Dalam pembuatan pakaian tari warna dan motif kain menjadi perhatian dan bahan pertimbangan,
karena berhubungan erat dengan peran, watak, dan karakter para tokohnya. Warna sebagai
lambang dan pengaruhnya terhadap karakter dari tokoh (pemain). Penggunaan warna dalam
sebuah garapan tari dihubungkan dengan fungsinya sebagi simbol, di samping warna mempunyai
efek emosional yang kuat terhadap setiap orang.

Warna biru memberi kesan perasaan tak berdaya (tidak merangsang), terkesan dingin. Warna
hijau memberi kesan dingin. Warna kuning dan orange memberi kesan perasaan riang, menarik
perhatian. Warna merah memberi kesan merangsang, memberi dorongan untuk berpikir
(dinamis). Warna merah Jambu mengandung kekkutan cinta. Warna Ungu memberi kesan
ketenangan.

Demikian juga busana yang digunakan secara visual menunjukkan tokoh tersebut jahat. Tokoh
raksasa pada epos Ramayana misalnya, digambarkan dengan riasan wajah yang merah menyala
dengan bagian mulut penuh taring. Tata busana yang digunakan panjang dan menyeramkan.

Karakter tokoh baik pada epos Ramayana biasanya menggunakan riasan cantik seperti riasan
pada Pregiwa sebagai istri Gatot Kaca. Tata rias dan

tata busana tampak cantik dan bersahaja. Tata rias dan busana juga dapat menunjukkan tokoh
lucu. Epos Ramayana ditunjukkan pada tata rias dan busana Punakawan yaitu Semar, Petruk,
Bagong, dan Gareng.

Tata rias dan busana pada tari tradisional tidak hanya bersumber pada epos Ramayana tetapi juga
tarian lepas yaitu tarian yang tidak berhubungan dengan cerita Ramayana.

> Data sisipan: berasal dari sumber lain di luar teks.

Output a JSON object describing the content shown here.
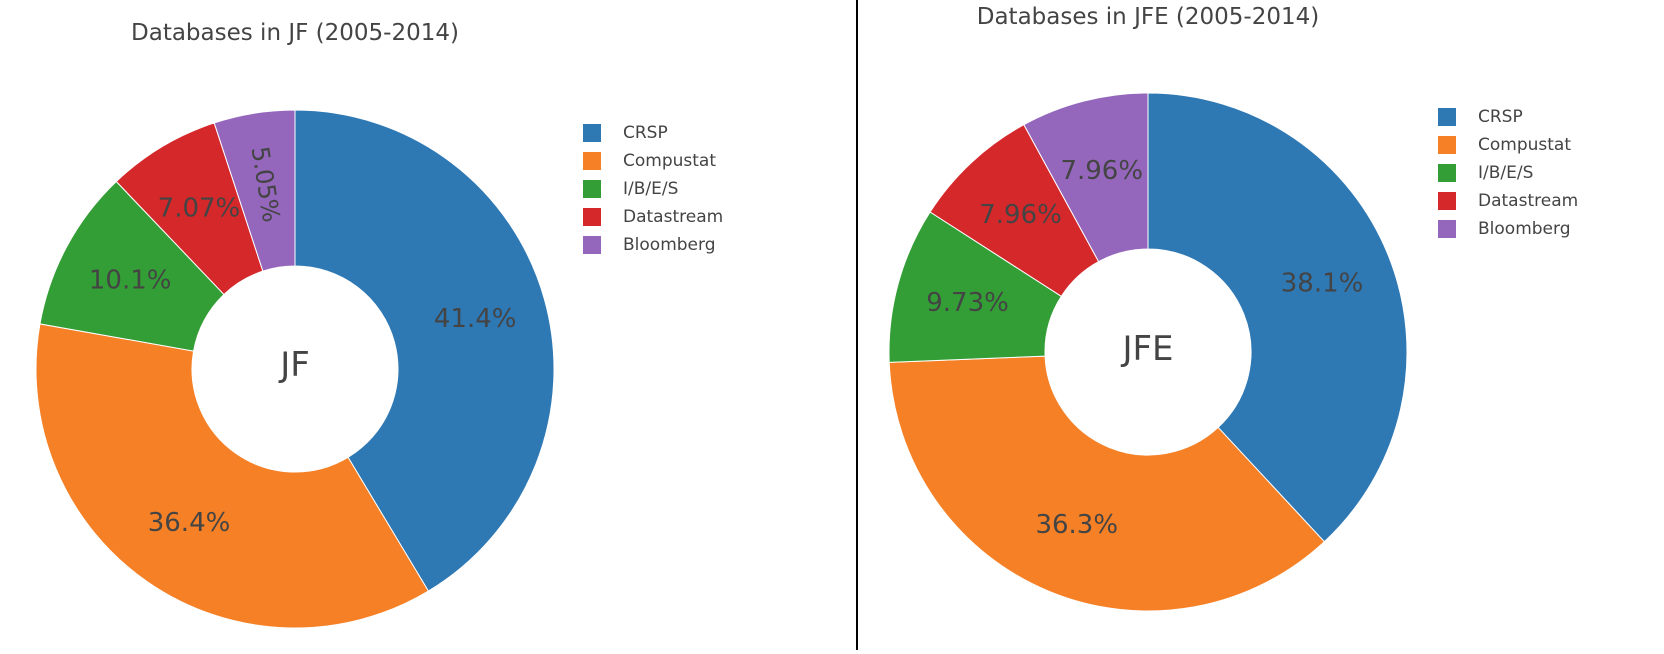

Tokoh dan karakter
dapat dijumpai juga pada tari tentang fauna seperti Tari Merak. Tata rias pada tari Merak yang
digunakan memperlihatkan seekor burung Merak yang indah. Tata busana yang digunakan
merupakan perwujudan dengan sayap dan tutup kepala sebagai ciri khas yang menunjukkan
perwujudan burung Merak. Ada juga tata rias dan tata busana tari Kijang dari Jawa Tengah, tari
Burung Enggang dari Kalimantan, tari Cendrawasih dari Bali, tari Kukilo dari Jawa Tengah.